The 20 Worst Tattoos of Celebrities Ever


These 20 examples of truly, truly terrible tattoo choices should hopefully make everyone think before they ink – or at least find a decent artist before they do so.

Ellen DeGeneres



This spectacularly bad tattoo of Ellen DeGeneres ended up being featured on her website. The guy who got it wanted a tattoo of something that made him laugh – and that makes everyone else laugh, by the looks of it.

Muhammad Ali



This bizarre and incredibly unflattering inking of Muhammad Ali might possibly take the cake for worst boxing-related tattoo ever. There’s absolutely nothing right about it – not even the spelling of his name.

Christopher Walken



If you’re going to do a zombie celebrity tattoo – and they’re strangely popular – at least do it well. This zombie Christopher Walken looks more like a Vlasic dill pickle than the walking dead.

Johnny Depp



Okay, Johnny Depp is a good actor, his characters are iconic… only trouble is, that tattoo looks absolutely nothing like Johnny Depp in Alice in Wonderland – or any other movie, for that matter. Why the buck teeth? Or, indeed, why anything here?

Elvis Presley



If this person had gone into the tattoo parlor and asked for a cross between Elvis Presley and Jason Voorhees, this tattoo might just pass muster. However, we’re pretty sure that’s not what they were going for.

Michael Jackson



This tattoo fails on two counts. One: the awful drawing. Two… well, we’re not going into that allegation. He touched so many? Terrible choice of epitaph.

Hanson



Putting aside the question of why you would even want a massive Hanson tattoo on your back, these guys look completely wrong and frankly terrifying. Had the tattoo artist ever seen them before? Or seen a human being?

Katy Perry



Katy Perry loves tattoos – she’s got at least five of them – but she definitely wouldn’t love this one. This inking doesn’t resemble her so much as it resembles a half-deflated blow-up doll.

Shia LaBeouf



Shiya Laboof – sorry, Shia LaBeouf – is the subject of this amazingly bad tat. We can assume – well, sincerely hope – it’s a joke tattoo, but it’s not exactly a very good one.

Kurt Cobain



Needless to say, there are a lot of Kurt Cobain tattoos out there. And needless to say, this is absolutely the worst. But there’s good news! It was eventually reworked and looks much better now. Phew, for the sake of anyone who has seen it in real life.

Madonna



This tattoo of Madonna, seen on the back of a concert-going fan, is hugely unflattering and just plain demonic. On the other hand, that guy did win a prize for said inked version of the Material Girl – so maybe he gets the last laugh after all…

Freddie Mercury



Pros of this tattoo: you can at least – just about – tell that it’s supposed to be Freddie Mercury.

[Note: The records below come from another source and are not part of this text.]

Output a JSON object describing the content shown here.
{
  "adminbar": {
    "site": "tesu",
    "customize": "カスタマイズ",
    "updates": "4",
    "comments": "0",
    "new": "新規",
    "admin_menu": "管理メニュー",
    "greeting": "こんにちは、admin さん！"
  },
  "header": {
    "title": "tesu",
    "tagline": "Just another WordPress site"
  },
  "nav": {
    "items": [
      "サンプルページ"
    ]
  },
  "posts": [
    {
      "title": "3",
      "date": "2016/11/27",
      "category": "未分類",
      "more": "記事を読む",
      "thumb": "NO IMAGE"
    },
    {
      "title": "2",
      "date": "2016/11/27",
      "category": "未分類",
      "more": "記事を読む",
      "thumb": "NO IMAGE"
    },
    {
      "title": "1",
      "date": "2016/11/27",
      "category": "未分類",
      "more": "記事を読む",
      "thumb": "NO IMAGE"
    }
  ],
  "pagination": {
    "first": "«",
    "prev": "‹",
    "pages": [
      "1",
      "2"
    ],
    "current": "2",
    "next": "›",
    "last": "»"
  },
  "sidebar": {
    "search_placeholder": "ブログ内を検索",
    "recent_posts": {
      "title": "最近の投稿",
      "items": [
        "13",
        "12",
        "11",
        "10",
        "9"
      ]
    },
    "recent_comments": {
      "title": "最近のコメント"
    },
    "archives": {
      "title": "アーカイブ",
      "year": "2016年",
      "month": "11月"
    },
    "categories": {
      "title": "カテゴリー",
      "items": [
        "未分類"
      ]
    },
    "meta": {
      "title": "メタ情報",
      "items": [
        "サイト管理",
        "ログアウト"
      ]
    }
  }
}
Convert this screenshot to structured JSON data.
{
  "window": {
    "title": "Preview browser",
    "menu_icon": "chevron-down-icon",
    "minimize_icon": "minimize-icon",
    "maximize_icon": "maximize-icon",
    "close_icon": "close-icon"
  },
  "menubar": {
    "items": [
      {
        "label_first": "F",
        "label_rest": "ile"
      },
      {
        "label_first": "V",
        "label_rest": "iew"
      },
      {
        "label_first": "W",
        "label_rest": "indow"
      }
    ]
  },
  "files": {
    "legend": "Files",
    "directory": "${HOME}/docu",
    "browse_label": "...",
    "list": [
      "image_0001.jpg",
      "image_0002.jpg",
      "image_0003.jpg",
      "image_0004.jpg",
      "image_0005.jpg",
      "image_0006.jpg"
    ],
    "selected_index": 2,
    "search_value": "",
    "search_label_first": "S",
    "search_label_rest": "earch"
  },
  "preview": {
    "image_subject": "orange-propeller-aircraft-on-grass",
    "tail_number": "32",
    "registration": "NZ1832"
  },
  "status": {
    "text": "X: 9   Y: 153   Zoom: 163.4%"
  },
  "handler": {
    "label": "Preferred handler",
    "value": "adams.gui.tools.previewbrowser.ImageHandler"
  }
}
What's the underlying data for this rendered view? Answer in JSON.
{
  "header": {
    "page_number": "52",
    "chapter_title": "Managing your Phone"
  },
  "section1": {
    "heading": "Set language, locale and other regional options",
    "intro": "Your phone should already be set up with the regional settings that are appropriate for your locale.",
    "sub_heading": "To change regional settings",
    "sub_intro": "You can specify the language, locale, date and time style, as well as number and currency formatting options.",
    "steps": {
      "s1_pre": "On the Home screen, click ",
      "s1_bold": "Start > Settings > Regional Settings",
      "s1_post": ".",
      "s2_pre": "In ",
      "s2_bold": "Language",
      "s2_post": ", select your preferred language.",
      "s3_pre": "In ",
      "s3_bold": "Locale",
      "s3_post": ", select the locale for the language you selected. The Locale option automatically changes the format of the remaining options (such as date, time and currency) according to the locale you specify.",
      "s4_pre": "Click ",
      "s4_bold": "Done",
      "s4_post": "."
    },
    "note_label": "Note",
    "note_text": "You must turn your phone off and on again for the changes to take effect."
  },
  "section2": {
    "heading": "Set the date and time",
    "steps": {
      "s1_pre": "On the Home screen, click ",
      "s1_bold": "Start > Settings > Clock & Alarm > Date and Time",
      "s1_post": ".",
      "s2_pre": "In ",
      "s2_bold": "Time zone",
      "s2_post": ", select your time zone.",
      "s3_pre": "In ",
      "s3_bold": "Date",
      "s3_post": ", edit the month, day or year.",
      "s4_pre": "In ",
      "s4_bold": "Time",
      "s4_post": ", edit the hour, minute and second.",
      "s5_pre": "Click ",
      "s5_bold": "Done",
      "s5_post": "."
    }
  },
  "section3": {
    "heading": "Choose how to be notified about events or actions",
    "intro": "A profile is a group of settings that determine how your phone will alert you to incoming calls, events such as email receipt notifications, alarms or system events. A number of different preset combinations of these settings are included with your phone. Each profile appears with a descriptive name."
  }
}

Cons of this tattoo: literally everything else.

Jim Carrey



This inking of Jim Carrey as Dumb and Dumber’s Lloyd Christmas was so, so bad that it sparked a row on the U.K. show Tattoo Fixers when the artist involved allegedly failed to completely cover it up. Not many tattoos can lay claim to that level of controversy – and not many tattoos can claim to be this awful, either.

Miley Cyrus



We know Miley Cyrus likes to stick her tongue out a lot, but did it really have to be immortalized in an ugly tattoo? And, perhaps more importantly, why on earth does this Miley have tentacles?

Robert Pattinson



Poor Robert Pattinson. He absolutely hated playing vampire Edward Cullen in the Twilight movies, so you’d suspect he’d also hate the fact that he’s immortalized forever in that role through this tattoo. Perhaps the saving grace, though, is that the tat looks practically nothing like him.

Tupac Shakur



After Tupac Shakur’s drive-by shooting death in 1996, many fans commemorated his life with tattoos. Unfortunately, not all of them were good tattoos – this monstrosity, for example, may have had the late rapper rolling in his grave when it was inked.

Taylor Swift



A nightmare dressed like a daydream? Sorry, but this is just a nightmare. The artist who did this must have had some seriously Bad Blood with their victim.

Celine Dion



This person clearly loved the woman who brought us “My Heart Will Go On,” but chose a very funny way to show it. Let’s hope that Celine Dion hasn’t seen this terrible tat, lest it give her a cardiac arrest.

Sid Vicious



This misshapen tattoo of Sid Vicious on a cross is bad and tacky enough on its own. But what truly tips it into the worst of all time category is the swastika behind the Sex Pistols star – ick.

Bob Marley



If this person was actually aiming for ‘Bob Marley as drawn by a seven-year-old,’ then we have no beef. But we have a feeling that that wasn’t exactly the plan.